Created attachment 1727709 [details] VDSM Log Description of problem: We backup our VM's in oVirt with Vinchin. Vinchin uses direct access (LAN-Free) to the iSCSI LUN's to fetch the data from the data domains. Everything went fine for weeks. But today I noticed a backup failed. After investigating, I noticed the following error in the logs: WARNING: invalid metadata text from /dev/mapper/3600a098038305663785d505652713446 at 135074304.', ' WARNING: metadata on /dev/mapper/3600a098038305663785d505652713446 at 135074304 has invalid summary for VG.' This happens when assigning tags to the LV (see logs attached).
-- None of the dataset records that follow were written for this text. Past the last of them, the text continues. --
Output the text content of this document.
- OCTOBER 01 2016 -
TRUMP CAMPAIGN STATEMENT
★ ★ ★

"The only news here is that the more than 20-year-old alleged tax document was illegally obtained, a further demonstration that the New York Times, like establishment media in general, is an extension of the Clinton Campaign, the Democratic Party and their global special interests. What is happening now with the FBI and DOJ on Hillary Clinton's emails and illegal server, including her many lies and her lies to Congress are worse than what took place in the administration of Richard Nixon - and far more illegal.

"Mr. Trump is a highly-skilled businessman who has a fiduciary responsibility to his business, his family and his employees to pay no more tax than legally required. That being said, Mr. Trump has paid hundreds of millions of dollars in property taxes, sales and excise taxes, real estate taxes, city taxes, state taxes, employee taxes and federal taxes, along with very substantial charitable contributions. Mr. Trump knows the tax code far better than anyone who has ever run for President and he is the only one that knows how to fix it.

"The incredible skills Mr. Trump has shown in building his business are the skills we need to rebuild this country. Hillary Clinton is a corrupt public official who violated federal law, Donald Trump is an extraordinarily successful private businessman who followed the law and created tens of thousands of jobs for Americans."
The main question here is: Is this caused by oVirt, or is Vinchin doing something wrong which causes this error to trigger. Now I see the LV still exists: # lvs -o +tags |grep dd91fd00-69f6-41bd-bad5-8db9b04fb1fa dd91fd00-69f6-41bd-bad5-8db9b04fb1fa 6e99da85-8414-4ec5-92c3-b6cf741fc125 -wi------- 1.00g OVIRT_VOL_INITIALIZING Can it be removed without problems (via lvremove on the SPM?)? And we also notice snapshots now fail on this VM with the following error: 2020-11-09 08:32:28,997+0100 INFO (tasks/0) [storage.LVM] Creating LV (vg=6e99da85-8414-4ec5-92c3-b6cf741fc125, lv=643a306e-cab3-446f-90cf-91a355cf893c, size=1024m, activate=True, contiguous=False, initialTags=('OVIRT_VOL_INITIALIZING',), device=None) (lvm:1552) 2020-11-09 08:32:29,125+0100 ERROR (tasks/5) [storage.Image] There is no leaf in the image fb6fb206-4ca1-417c-8c83-21ea002db69a (image:198) 2020-11-09 08:32:29,125+0100 WARN (tasks/5) [storage.ResourceManager] Resource factory failed to create resource '01_img_6e99da85-8414-4ec5-92c3-b6cf741fc125.fb6fb206-4ca1-417c-8c83-21ea002db69a'. Canceling request. (resourceManager:522) Traceback (most recent call last): File "/usr/lib/python3.6/site-packages/vdsm/storage/resourceManager.py", line 518, in registerResource obj = namespaceObj.factory.createResource(name, lockType) File "/usr/lib/python3.6/site-packages/vdsm/storage/resourceFactories.py", line 193, in createResource lockType) File "/usr/lib/python3.6/site-packages/vdsm/storage/resourceFactories.py", line 122, in __getResourceCandidatesList imgUUID=resourceName) File "/usr/lib/python3.6/site-packages/vdsm/storage/image.py", line 199, in getChain raise se.ImageIsNotLegalChain(imgUUID) vdsm.storage.exception.ImageIsNotLegalChain: Image is not a legal chain: ('fb6fb206-4ca1-417c-8c83-21ea002db69a',) -> How to fix this?
Guess the same happens on the Vinchin node as described here: https://access.redhat.com/solutions/4706501
As expected, following info was found in the lvm2 metadata on that device/LUN: # Generated by LVM2 version 2.02.186(2)-RHEL7 (2019-08-27): Sat Nov 7 02:36:14 2020 contents = "Text Format Volume Group" version = 1 description = "" creation_host = "vinchin-node001" # Linux vinchin-node001 3.10.0-1127.19.1.el7.x86_64 #1 SMP Tue Aug 25 17:23:54 UTC 2020 x86_64 creation_time = 1604712974 # Sat Nov 7 02:36:14 2020 So Vinchin did some access to the LVM, which caused oVirt to go nuts.
So after more troubleshooting it was indeed Vinchin which caused a LVM metadata update and then triggered the lvchange error in oVirt. Now while the root cause might be Vinchin, I think the error handling here could be better. While the snapshot was never created, the base volume was stuck in 'INTERNAL' state: CAP=2147483648 CTIME=1600986804 DESCRIPTION= DISKTYPE=DATA DOMAIN=6e99da85-8414-4ec5-92c3-b6cf741fc125 FORMAT=COW GEN=0 IMAGE=fb6fb206-4ca1-417c-8c83-21ea002db69a LEGALITY=LEGAL PUUID=00000000-0000-0000-0000-000000000000 TYPE=SPARSE VOLTYPE=INTERNAL EOF This caused the fact snapshots won't work anymore on it. Also I think reboot might cause an issue. Also the snapshot volume (dd91fd00-69f6-41bd-bad5-8db9b04fb1fa) still existed. But a lvremove fixed this :)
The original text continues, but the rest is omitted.